If you’ve ever driven north on I-69, you’ve probably passed the Cemetery of Innocents that sits on the Durchholz family farm. Since the 1990s, the Durchholzes, their extended family, and their friends have helped maintained this plot of sacred ground.
The Cemetery of Innocents serves as a memorial to the number of babies aborted each day in the United States. The idea originated when Mike Fichter, former Executive Director of Vanderburgh County Right to Life (Right to Life of Southwest Indiana’s predecessor) and Bill Butterfield were looking for a farm whose location would have the greatest visual impact on those passing by.
Right to Life spoke with Angie (Durchholz) Lasher about the history and impact the Cemetery of the Innocents has had on the community. In the early days of the Cemetery, 4,000 wooden crosses, representing the number of daily abortions in the U.S., were placed in the ground each year after the harvest and then gathered back up and stored until the next harvest. The undertaking of this project called for a lot of extra help through the years, from Mark Ikoff helping to make a grid to line up the crosses, to John Lasher and Albert Sturgeon keeping the area mowed, to Chuck Wigger helping install the vinyl signs by the interstate, and many more.
In 2009, the family decided to divide the crosses and donated 2,000 to a Gibson County farm owned by Sylvester & Pat Elpers, who would display the crosses on their property on Hwy 41 just south of the I-64 junction to have double the visual impact. The Durchholzes decided to have a more permanent installation and created 2,009 crosses using PVC pipe that fit over metal rods in the ground.
Donations from the community helped to complete the project in a unique way. For each donation, a baby was spiritually adopted, and a certificate containing the baby’s name was inserted into a capped compartment of the cross. Each name remains there to this day. A ceremony was held for the community with Father Chris Forler presiding to bless the field.

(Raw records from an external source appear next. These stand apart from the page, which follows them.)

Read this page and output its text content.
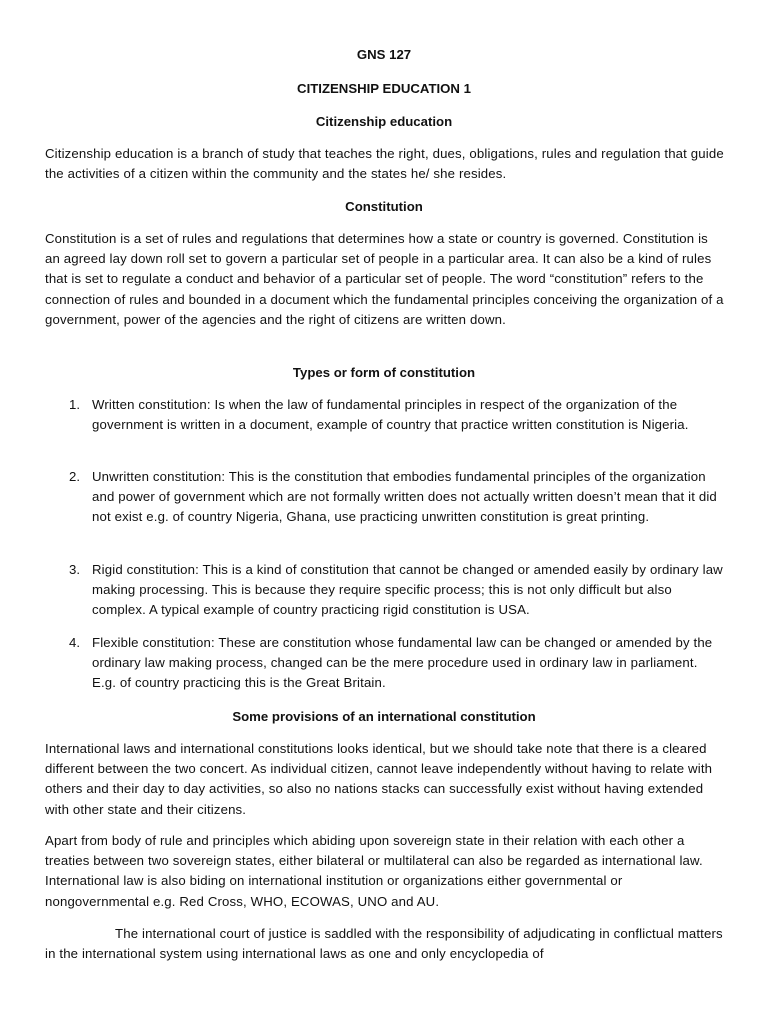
GNS 127
CITIZENSHIP EDUCATION 1
Citizenship education

Citizenship education is a branch of study that teaches the right, dues, obligations, rules and regulation that guide the activities of a citizen within the community and the states he/ she resides.

Constitution

Constitution is a set of rules and regulations that determines how a state or country is governed. Constitution is an agreed lay down roll set to govern a particular set of people in a particular area. It can also be a kind of rules that is set to regulate a conduct and behavior of a particular set of people. The word “constitution” refers to the connection of rules and bounded in a document which the fundamental principles conceiving the organization of a government, power of the agencies and the right of citizens are written down.

Types or form of constitution
1. Written constitution: Is when the law of fundamental principles in respect of the organization of the government is written in a document, example of country that practice written constitution is Nigeria.
2. Unwritten constitution: This is the constitution that embodies fundamental principles of the organization and power of government which are not formally written does not actually written doesn’t mean that it did not exist e.g. of country Nigeria, Ghana, use practicing unwritten constitution is great printing.
3. Rigid constitution: This is a kind of constitution that cannot be changed or amended easily by ordinary law making processing. This is because they require specific process; this is not only difficult but also complex. A typical example of country practicing rigid constitution is USA.
4. Flexible constitution: These are constitution whose fundamental law can be changed or amended by the ordinary law making process, changed can be the mere procedure used in ordinary law in parliament. E.g. of country practicing this is the Great Britain.
Some provisions of an international constitution

International laws and international constitutions looks identical, but we should take note that there is a cleared different between the two concert. As individual citizen, cannot leave independently without having to relate with others and their day to day activities, so also no nations stacks can successfully exist without having extended with other state and their citizens.

Apart from body of rule and principles which abiding upon sovereign state in their relation with each other a treaties between two sovereign states, either bilateral or multilateral can also be regarded as international law. International law is also biding on international institution or organizations either governmental or nongovernmental e.g. Red Cross, WHO, ECOWAS, UNO and AU.

The international court of justice is saddled with the responsibility of adjudicating in conflictual matters in the international system using international laws as one and only encyclopedia of
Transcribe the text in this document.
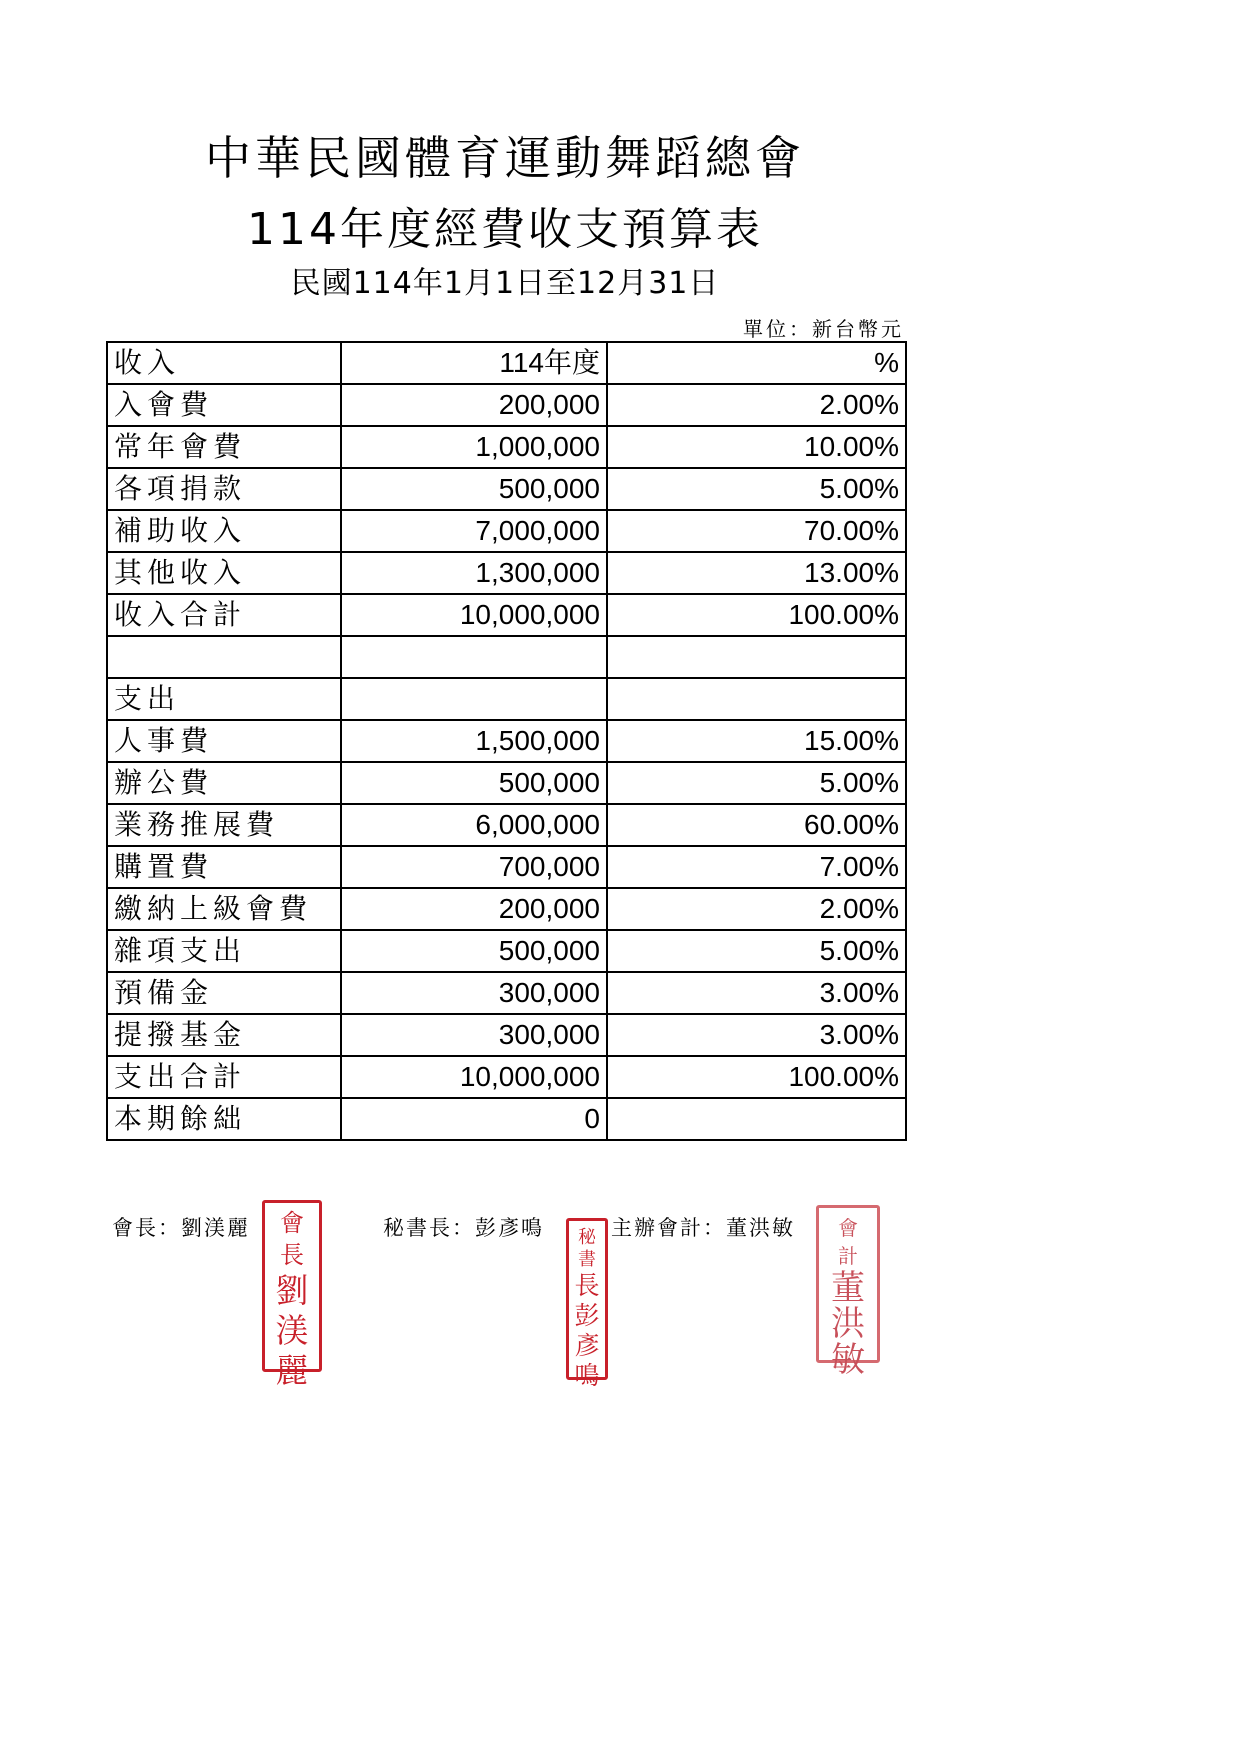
中華民國體育運動舞蹈總會
114年度經費收支預算表
民國114年1月1日至12月31日
單位：新台幣元
收入	114年度	%
入會費	200,000	2.00%
常年會費	1,000,000	10.00%
各項捐款	500,000	5.00%
補助收入	7,000,000	70.00%
其他收入	1,300,000	13.00%
收入合計	10,000,000	100.00%

支出		
人事費	1,500,000	15.00%
辦公費	500,000	5.00%
業務推展費	6,000,000	60.00%
購置費	700,000	7.00%
繳納上級會費	200,000	2.00%
雜項支出	500,000	5.00%
預備金	300,000	3.00%
提撥基金	300,000	3.00%
支出合計	10,000,000	100.00%
本期餘絀	0	
會長：劉渼麗	秘書長：彭彥鳴	主辦會計：董洪敏
會
長
劉
渼
麗
秘
書
長
彭
彥
鳴
會
計
董
洪
敏
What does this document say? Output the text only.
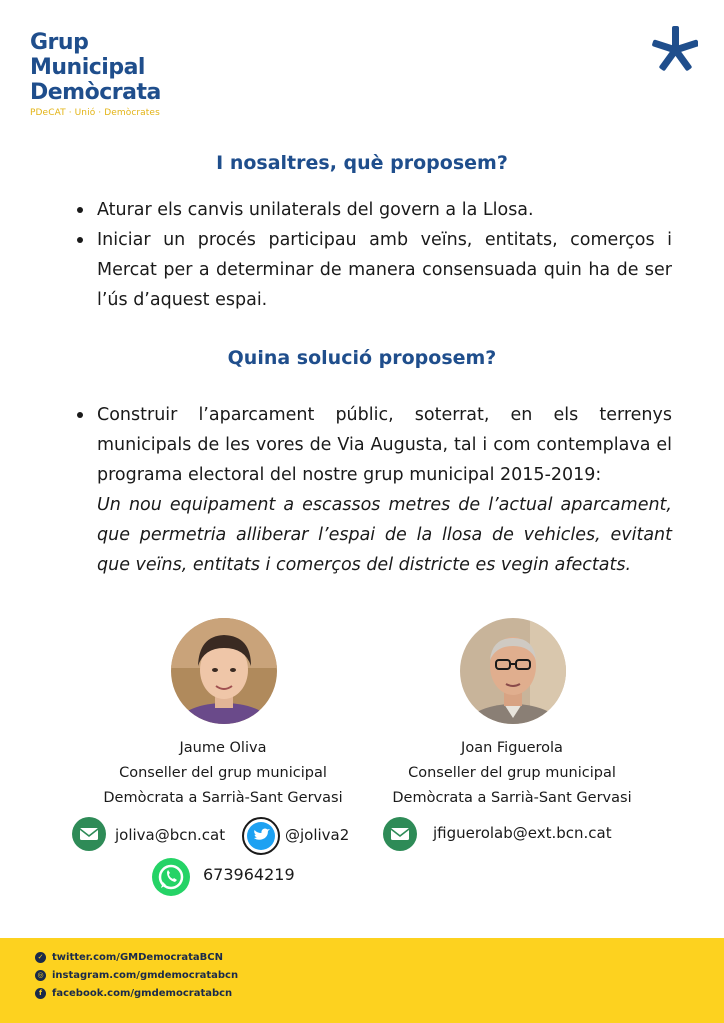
Grup
Municipal
Demòcrata
PDeCAT · Unió · Demòcrates
I nosaltres, què proposem?
Aturar els canvis unilaterals del govern a la Llosa.
Iniciar un procés participau amb veïns, entitats, comerços i Mercat per a determinar de manera consensuada quin ha de ser l’ús d’aquest espai.
Quina solució proposem?
Construir l’aparcament públic, soterrat, en els terrenys municipals de les vores de Via Augusta, tal i com contemplava el programa electoral del nostre grup municipal 2015-2019:
Un nou equipament a escassos metres de l’actual aparcament, que permetria alliberar l’espai de la llosa de vehicles, evitant que veïns, entitats i comerços del districte es vegin afectats.
Jaume Oliva
Conseller del grup municipal
Demòcrata a Sarrià-Sant Gervasi
Joan Figuerola
Conseller del grup municipal
Demòcrata a Sarrià-Sant Gervasi
joliva@bcn.cat	@joliva2
673964219
jfiguerolab@ext.bcn.cat
✓ twitter.com/GMDemocrataBCN
◎ instagram.com/gmdemocratabcn
f facebook.com/gmdemocratabcn
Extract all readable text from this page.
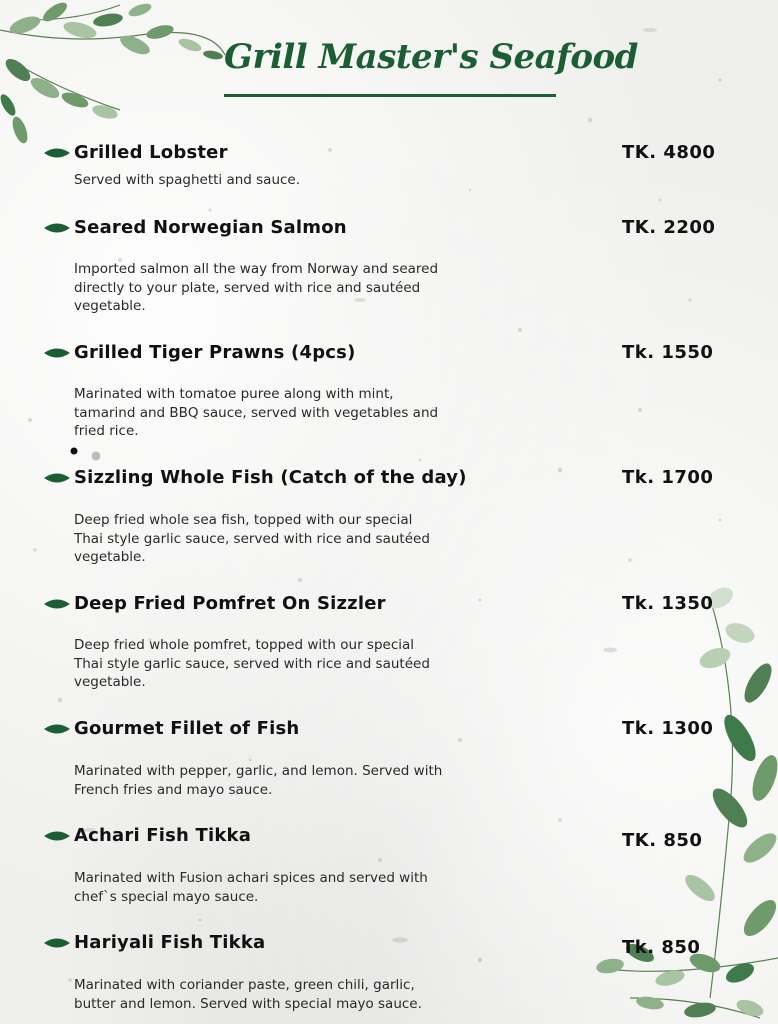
Grill Master's Seafood
Grilled Lobster	TK. 4800
Served with spaghetti and sauce.
Seared Norwegian Salmon	TK. 2200
Imported salmon all the way from Norway and seared directly to your plate, served with rice and sautéed vegetable.
Grilled Tiger Prawns (4pcs)	Tk. 1550
Marinated with tomatoe puree along with mint, tamarind and BBQ sauce, served with vegetables and fried rice.
Sizzling Whole Fish (Catch of the day)	Tk. 1700
Deep fried whole sea fish, topped with our special Thai style garlic sauce, served with rice and sautéed vegetable.
Deep Fried Pomfret On Sizzler	Tk. 1350
Deep fried whole pomfret, topped with our special Thai style garlic sauce, served with rice and sautéed vegetable.
Gourmet Fillet of Fish	Tk. 1300
Marinated with pepper, garlic, and lemon. Served with French fries and mayo sauce.
Achari Fish Tikka	TK. 850
Marinated with Fusion achari spices and served with chef`s special mayo sauce.
Hariyali Fish Tikka	Tk. 850
Marinated with coriander paste, green chili, garlic, butter and lemon. Served with special mayo sauce.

Tending to the Cemetery for all of these years had become part of the fabric of the Durchholz family, but Lasher says there was one time she started to have doubts about keeping the project up, and in prayer, she asked God if it even made a difference. Unbeknownst to Lasher, a regular passerby of the Cemetery on his way from Louisville to Evansville, a songwriter named Wayne Carroll, was so moved by the Cemetery’s presence and message that he wrote a song called “4,000 Crosses” about the experience. Carroll recorded the song and sent CD copies to Right to Life. On her daughter’s 18th birthday, Lasher received a package filled with CDs of Carroll’s song “4,000 Crosses” and the answer to her prayer! God was using the Cemetery of the Innocents to make an impact on the hearts of people who saw it, and she now held the proof in her hands.
“The main thing I hope the Cemetery of the Innocents would accomplish is to help those who pass by start thinking about the babies and hopefully have their hearts soften,” says Lasher. “This type of project affects the whole community and helps to educate in a five second window about the effects of abortion and will possibly start conversations that change hearts within the cars that pass by.”
The memorial has long contained a wooden billboard that read “Thousands lost daily to abortion” and “Pray. Work. Vote for life.” This summer, the wooden billboard was upgraded to a permanent metal billboard! Right to Life of Southwest Indiana would like to thank Ron Pohl and his brother for donating concrete from A&T Concrete, and Steve Wilson, Chuck Wigger, and John Lasher for donating hours of their time and skills towards this upgrade! We would also like to thank Angie Lasher and the entire Durchholz family for standing for life in a very public way.